In the test, we assert expectation only on output of the CountVectorizer, meaning, when the API of one of the collaborators is changed, this will not affect the CountVectorizer tests. Another advantage is that these unit tests are also mini integration tests, because real instances of collaborators are used.

Implementation:

class CountVectorizer:
    def __init__(self, transformer, tokenizer):
        self._transformer = transformer
        self._tokenizer = tokenizer

    def vectorize(self, text_documents):
        tokenized_documents = self._tokenize(text_documents)
        indexed_tokens = self._build_indexed_tokens(tokenized_documents)
        vectors = self._vectorize(tokenized_documents, indexed_tokens)

        return vectors

    def _tokenize(self, text_documents):
        return [self._tokenizer.tokenize(d) for d in text_documents]

    def _vectorize(self, tokenized_documents, indexed_tokens):
        return [self._transformer.transform(d, indexed_tokens) for d in tokenized_documents]

    def _build_indexed_tokens(self, tokenized_documents):
        indexed_tokens = []

        for document in tokenized_documents:
            for token in document:
                if not token in indexed_tokens:
                    indexed_tokens.append(token)
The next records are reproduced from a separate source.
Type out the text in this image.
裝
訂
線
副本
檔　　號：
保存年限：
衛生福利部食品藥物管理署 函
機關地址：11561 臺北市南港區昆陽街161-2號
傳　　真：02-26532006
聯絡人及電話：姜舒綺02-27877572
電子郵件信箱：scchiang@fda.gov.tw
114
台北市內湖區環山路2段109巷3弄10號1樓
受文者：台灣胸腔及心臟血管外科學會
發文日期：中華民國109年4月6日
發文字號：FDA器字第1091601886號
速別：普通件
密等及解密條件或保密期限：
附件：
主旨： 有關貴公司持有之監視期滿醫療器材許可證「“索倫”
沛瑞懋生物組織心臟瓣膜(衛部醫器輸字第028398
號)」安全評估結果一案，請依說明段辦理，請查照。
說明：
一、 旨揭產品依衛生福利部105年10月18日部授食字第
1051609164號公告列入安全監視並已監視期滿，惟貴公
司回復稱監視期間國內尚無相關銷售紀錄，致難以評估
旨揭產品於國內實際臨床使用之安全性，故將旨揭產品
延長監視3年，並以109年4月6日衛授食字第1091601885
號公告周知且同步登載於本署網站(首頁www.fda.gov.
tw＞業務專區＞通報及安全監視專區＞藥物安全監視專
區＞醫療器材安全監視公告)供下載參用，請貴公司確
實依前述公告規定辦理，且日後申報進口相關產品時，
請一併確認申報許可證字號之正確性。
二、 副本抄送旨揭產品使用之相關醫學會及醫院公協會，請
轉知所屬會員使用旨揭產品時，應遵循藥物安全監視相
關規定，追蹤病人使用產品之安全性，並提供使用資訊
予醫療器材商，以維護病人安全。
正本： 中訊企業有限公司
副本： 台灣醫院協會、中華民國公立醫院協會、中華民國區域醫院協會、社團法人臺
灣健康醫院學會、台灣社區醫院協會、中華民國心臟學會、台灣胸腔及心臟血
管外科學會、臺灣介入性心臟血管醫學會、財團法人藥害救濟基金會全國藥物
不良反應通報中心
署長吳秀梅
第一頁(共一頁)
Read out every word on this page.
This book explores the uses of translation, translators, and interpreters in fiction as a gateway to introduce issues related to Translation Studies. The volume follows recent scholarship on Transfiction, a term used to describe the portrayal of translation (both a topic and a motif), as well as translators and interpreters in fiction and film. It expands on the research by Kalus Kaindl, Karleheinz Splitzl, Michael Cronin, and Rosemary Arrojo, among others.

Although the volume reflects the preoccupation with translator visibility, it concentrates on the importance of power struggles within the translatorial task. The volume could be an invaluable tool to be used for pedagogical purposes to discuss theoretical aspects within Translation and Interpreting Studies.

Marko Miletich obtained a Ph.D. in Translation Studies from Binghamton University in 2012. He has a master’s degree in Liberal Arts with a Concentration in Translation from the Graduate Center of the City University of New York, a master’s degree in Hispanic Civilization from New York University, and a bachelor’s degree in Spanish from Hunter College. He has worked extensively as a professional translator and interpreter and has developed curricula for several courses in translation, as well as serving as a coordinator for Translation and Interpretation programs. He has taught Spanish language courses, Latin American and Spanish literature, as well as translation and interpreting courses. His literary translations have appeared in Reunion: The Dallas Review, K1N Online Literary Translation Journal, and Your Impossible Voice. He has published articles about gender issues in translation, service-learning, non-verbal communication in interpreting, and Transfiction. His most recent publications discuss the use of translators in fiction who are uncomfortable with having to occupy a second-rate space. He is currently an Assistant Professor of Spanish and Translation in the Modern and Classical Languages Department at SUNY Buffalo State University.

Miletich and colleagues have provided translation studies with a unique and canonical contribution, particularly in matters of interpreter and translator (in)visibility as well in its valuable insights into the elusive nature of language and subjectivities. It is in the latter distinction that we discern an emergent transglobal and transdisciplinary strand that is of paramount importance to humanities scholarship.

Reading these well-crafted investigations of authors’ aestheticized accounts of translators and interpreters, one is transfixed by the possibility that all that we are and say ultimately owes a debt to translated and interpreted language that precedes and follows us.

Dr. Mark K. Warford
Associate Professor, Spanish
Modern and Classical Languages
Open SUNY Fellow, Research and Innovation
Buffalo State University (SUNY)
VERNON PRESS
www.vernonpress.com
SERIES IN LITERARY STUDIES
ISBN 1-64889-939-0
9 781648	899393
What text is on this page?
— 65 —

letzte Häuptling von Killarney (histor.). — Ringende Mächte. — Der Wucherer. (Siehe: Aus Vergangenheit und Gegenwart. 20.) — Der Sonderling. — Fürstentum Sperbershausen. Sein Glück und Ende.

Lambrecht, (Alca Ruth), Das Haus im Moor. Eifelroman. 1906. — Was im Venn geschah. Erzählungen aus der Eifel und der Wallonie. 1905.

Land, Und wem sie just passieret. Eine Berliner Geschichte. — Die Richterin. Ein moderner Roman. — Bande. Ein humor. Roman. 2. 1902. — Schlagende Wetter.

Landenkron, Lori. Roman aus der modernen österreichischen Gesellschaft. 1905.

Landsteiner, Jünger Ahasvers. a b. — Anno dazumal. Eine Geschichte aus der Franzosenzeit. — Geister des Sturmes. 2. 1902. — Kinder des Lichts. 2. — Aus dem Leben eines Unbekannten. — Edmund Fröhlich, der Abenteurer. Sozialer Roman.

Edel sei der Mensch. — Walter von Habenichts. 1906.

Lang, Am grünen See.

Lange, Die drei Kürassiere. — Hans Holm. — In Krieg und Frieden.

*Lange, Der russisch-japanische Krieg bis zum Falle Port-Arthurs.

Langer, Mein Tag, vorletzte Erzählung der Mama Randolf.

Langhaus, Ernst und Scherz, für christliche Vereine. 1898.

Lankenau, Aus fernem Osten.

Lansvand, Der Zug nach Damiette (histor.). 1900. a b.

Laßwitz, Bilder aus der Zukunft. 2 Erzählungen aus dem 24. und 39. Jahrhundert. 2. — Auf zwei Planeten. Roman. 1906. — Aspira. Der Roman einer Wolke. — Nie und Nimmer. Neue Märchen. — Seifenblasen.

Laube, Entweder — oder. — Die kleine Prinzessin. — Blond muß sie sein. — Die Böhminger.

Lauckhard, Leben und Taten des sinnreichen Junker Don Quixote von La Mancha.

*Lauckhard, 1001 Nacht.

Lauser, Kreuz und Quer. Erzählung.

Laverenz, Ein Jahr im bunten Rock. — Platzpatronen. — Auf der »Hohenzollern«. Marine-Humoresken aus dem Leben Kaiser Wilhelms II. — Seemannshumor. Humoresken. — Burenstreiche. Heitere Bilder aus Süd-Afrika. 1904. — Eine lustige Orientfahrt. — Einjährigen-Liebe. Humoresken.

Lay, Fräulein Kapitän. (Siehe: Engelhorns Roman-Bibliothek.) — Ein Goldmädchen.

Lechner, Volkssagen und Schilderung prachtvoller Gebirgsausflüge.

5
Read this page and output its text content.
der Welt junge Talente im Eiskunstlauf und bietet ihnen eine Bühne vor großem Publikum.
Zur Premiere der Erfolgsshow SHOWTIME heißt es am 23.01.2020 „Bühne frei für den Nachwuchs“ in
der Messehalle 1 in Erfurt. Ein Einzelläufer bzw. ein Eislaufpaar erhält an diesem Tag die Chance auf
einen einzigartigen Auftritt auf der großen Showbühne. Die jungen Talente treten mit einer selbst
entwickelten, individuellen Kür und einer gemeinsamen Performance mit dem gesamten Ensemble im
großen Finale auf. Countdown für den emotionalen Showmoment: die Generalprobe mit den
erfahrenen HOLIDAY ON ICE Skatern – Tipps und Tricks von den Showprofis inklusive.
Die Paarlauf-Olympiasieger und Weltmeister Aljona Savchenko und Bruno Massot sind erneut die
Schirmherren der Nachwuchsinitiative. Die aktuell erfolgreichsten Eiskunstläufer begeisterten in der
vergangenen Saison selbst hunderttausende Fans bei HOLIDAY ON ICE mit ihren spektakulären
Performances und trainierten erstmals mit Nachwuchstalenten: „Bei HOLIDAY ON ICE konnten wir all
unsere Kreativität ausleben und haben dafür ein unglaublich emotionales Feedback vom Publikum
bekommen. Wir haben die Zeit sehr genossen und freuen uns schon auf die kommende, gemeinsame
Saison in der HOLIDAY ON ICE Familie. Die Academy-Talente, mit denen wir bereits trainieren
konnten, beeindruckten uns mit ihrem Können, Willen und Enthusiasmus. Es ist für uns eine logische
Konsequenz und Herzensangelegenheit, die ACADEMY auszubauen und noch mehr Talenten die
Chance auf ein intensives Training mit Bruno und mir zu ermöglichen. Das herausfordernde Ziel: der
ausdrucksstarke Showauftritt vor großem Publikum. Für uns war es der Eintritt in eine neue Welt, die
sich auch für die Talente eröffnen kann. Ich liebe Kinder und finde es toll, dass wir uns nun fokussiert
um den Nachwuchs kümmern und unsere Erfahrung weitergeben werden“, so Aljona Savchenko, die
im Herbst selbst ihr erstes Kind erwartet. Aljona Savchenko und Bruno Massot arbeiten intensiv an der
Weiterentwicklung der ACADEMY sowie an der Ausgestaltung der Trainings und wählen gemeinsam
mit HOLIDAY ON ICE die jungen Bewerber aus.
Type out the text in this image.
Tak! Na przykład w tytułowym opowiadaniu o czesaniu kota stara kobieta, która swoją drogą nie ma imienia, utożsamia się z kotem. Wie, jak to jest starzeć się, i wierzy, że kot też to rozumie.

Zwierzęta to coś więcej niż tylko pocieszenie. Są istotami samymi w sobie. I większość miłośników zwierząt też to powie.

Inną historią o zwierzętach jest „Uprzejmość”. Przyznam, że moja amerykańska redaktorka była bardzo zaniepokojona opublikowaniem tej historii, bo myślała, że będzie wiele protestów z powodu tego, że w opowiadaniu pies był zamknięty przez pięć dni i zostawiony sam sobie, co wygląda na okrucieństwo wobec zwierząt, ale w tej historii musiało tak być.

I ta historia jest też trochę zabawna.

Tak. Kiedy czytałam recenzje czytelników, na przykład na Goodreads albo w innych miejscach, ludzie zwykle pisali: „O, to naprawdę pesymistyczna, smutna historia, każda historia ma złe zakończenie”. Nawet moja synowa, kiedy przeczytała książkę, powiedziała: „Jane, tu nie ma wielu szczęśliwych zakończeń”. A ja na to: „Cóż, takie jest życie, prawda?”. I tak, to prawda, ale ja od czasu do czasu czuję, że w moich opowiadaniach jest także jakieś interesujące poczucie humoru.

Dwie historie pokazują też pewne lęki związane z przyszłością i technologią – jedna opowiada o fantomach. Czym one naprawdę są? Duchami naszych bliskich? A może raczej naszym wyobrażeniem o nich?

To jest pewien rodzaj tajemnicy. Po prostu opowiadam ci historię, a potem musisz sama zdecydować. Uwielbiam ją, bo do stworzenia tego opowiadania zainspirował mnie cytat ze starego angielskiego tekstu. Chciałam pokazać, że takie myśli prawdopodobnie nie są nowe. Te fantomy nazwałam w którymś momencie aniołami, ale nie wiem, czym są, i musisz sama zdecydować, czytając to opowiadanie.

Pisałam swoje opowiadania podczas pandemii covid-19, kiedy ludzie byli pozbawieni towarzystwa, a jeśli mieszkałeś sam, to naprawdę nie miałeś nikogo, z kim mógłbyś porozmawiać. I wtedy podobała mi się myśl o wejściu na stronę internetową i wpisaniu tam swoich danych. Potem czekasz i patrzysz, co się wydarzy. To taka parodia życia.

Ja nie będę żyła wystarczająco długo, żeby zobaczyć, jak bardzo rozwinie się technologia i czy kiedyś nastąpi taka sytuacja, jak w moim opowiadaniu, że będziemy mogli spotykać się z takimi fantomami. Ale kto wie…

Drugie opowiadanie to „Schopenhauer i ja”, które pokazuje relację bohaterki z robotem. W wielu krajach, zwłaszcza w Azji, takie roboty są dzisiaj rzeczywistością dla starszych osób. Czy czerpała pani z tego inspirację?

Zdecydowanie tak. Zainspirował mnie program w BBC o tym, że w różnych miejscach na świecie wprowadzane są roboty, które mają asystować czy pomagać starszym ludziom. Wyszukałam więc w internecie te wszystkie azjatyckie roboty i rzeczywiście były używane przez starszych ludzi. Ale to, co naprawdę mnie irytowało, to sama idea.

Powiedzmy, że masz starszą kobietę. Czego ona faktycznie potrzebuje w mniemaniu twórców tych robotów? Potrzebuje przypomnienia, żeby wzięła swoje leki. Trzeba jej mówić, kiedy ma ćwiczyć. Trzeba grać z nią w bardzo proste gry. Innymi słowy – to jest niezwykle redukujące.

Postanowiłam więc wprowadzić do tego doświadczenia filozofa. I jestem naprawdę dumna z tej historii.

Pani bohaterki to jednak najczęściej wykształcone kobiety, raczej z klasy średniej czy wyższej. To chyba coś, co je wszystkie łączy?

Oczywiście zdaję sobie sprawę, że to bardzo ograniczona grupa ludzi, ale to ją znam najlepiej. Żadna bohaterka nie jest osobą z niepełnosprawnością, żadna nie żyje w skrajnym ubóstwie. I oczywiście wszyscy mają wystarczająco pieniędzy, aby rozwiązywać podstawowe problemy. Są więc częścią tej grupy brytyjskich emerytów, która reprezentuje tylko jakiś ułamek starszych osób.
        return indexed_tokens

Note that tests are asserting only on output of `CountVectorizer` and not checking any interactions of `CountVectorizer` with its collaborators. This is possible because all of the collaborators are already implemented.

Service is basically our controller object that does all the IO and executes count_vectorizer that is doing all business logic calculations. It is desirable when core classes that are responsible for business logic calculations will use IO collaborators as little as possible, further making it more maintainable and testable.

There are several approaches in classical TDD to test controllers:

Use mocks. Usually classic TDD practitioners use hand written mocks – Spies for outgoing communications testing and Fake/Stubs/Dummies for incoming communications. Tests written with spies are implicitly or explicitly asserting on outgoing operations of sut on its collaborators. These assertions are coupling of the test to the implementation.
Use In memory DB. One advantage of in-memory DB is that it can be used for a long time during the development process, until a real DB is necessary. A disadvantage is that all required APIs of DB must be implemented.
Test controllers with integration tests. This approach is most resilient to refactoring, because there are no assumptions about the internal structure of the code. I personally prefer this approach for classes like Service.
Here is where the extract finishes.